Enterprise Railway

Overview
- Locale: Louisiana
- Dates of operation: 1903–1914

Technical
- Track gauge: 4 ft 8+1⁄2 in (1,435 mm)
- Length: 12.0 miles (19.3 km)

= Enterprise Railway =

Railway company in Louisiana

The Enterprise Railway was incorporated in Louisiana in 1903. It operated 12.0 mi of road, from a junction with the St. Louis, Iron Mountain & Southern Railway (Iron Mountain) at Simms, LA, eastward into the forest of the Enterprise Lumber Company. The lumber company had a mill in Alexandria, LA. 11 mi of trackage rights on the Iron Mountain, from Simms south to Alexandria, connected the railroad, and the forest, to the mill.

The Enterprise Railway was part of a so-called "Southern Pine System," an informal association of four lines: Griffin, Magnolia & Western Railway, Saline Bayou Railway, Enterprise Railway, and Natchez, Ball & Shreveport Railway.
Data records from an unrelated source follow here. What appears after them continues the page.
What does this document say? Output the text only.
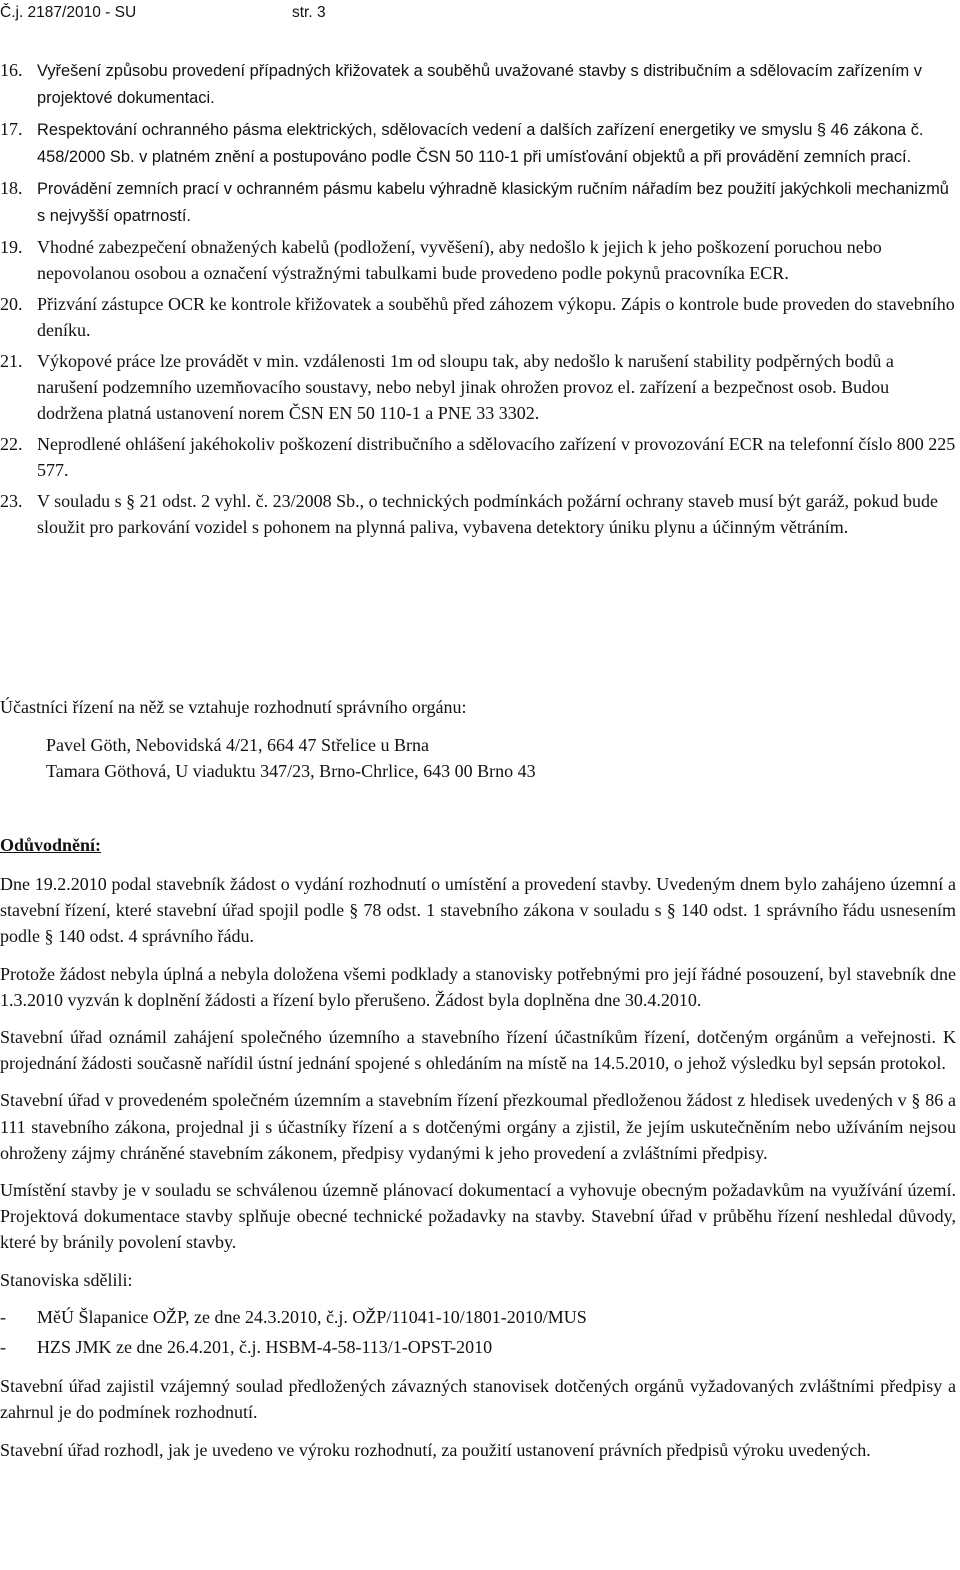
Č.j. 2187/2010 - SU	str. 3
16. Vyřešení způsobu provedení případných křižovatek a souběhů uvažované stavby s distribučním a sdělovacím zařízením v projektové dokumentaci.
17. Respektování ochranného pásma elektrických, sdělovacích vedení a dalších zařízení energetiky ve smyslu § 46 zákona č. 458/2000 Sb. v platném znění a postupováno podle ČSN 50 110-1 při umísťování objektů a při provádění zemních prací.
18. Provádění zemních prací v ochranném pásmu kabelu výhradně klasickým ručním nářadím bez použití jakýchkoli mechanizmů s nejvyšší opatrností.
19. Vhodné zabezpečení obnažených kabelů (podložení, vyvěšení), aby nedošlo k jejich k jeho poškození poruchou nebo nepovolanou osobou a označení výstražnými tabulkami bude provedeno podle pokynů pracovníka ECR.
20. Přizvání zástupce OCR ke kontrole křižovatek a souběhů před záhozem výkopu. Zápis o kontrole bude proveden do stavebního deníku.
21. Výkopové práce lze provádět v min. vzdálenosti 1m od sloupu tak, aby nedošlo k narušení stability podpěrných bodů a narušení podzemního uzemňovacího soustavy, nebo nebyl jinak ohrožen provoz el. zařízení a bezpečnost osob. Budou dodržena platná ustanovení norem ČSN EN 50 110-1 a PNE 33 3302.
22. Neprodlené ohlášení jakéhokoliv poškození distribučního a sdělovacího zařízení v provozování ECR na telefonní číslo 800 225 577.
23. V souladu s § 21 odst. 2 vyhl. č. 23/2008 Sb., o technických podmínkách požární ochrany staveb musí být garáž, pokud bude sloužit pro parkování vozidel s pohonem na plynná paliva, vybavena detektory úniku plynu a účinným větráním.
Účastníci řízení na něž se vztahuje rozhodnutí správního orgánu:
Pavel Göth, Nebovidská 4/21, 664 47 Střelice u Brna
Tamara Göthová, U viaduktu 347/23, Brno-Chrlice, 643 00 Brno 43
Odůvodnění:

Dne 19.2.2010 podal stavebník žádost o vydání rozhodnutí o umístění a provedení stavby. Uvedeným dnem bylo zahájeno územní a stavební řízení, které stavební úřad spojil podle § 78 odst. 1 stavebního zákona v souladu s § 140 odst. 1 správního řádu usnesením podle § 140 odst. 4 správního řádu.

Protože žádost nebyla úplná a nebyla doložena všemi podklady a stanovisky potřebnými pro její řádné posouzení, byl stavebník dne 1.3.2010 vyzván k doplnění žádosti a řízení bylo přerušeno. Žádost byla doplněna dne 30.4.2010.

Stavební úřad oznámil zahájení společného územního a stavebního řízení účastníkům řízení, dotčeným orgánům a veřejnosti. K projednání žádosti současně nařídil ústní jednání spojené s ohledáním na místě na 14.5.2010, o jehož výsledku byl sepsán protokol.

Stavební úřad v provedeném společném územním a stavebním řízení přezkoumal předloženou žádost z hledisek uvedených v § 86 a 111 stavebního zákona, projednal ji s účastníky řízení a s dotčenými orgány a zjistil, že jejím uskutečněním nebo užíváním nejsou ohroženy zájmy chráněné stavebním zákonem, předpisy vydanými k jeho provedení a zvláštními předpisy.

Umístění stavby je v souladu se schválenou územně plánovací dokumentací a vyhovuje obecným požadavkům na využívání území. Projektová dokumentace stavby splňuje obecné technické požadavky na stavby. Stavební úřad v průběhu řízení neshledal důvody, které by bránily povolení stavby.

Stanoviska sdělili:

- MěÚ Šlapanice OŽP, ze dne 24.3.2010, č.j. OŽP/11041-10/1801-2010/MUS
- HZS JMK ze dne 26.4.201, č.j. HSBM-4-58-113/1-OPST-2010

Stavební úřad zajistil vzájemný soulad předložených závazných stanovisek dotčených orgánů vyžadovaných zvláštními předpisy a zahrnul je do podmínek rozhodnutí.

Stavební úřad rozhodl, jak je uvedeno ve výroku rozhodnutí, za použití ustanovení právních předpisů výroku uvedených.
While their ownership or control was not clear, the four lines were similar, as was their methods of doing business.

With the Interstate Commerce Commission's (ICC) ruling in 1912, the ICC found in relation to tap lines that: the service performed for the respective proprietary lumber companies in moving logs from their forests to their mills and the mill products to trunk lines was not a service of transportation by a common-carrier railroad and that any allowances or divisions out of the rate on account thereof are unlawful. This ICC ruling invalidated the practice where a lumber company owned a nominal railroad and received divisions of freight rates from trunk lines. Once those allowances were eliminated, it negatively impacted a tap line's economic viability.

The Enterprise Railway ceased operations by 1914.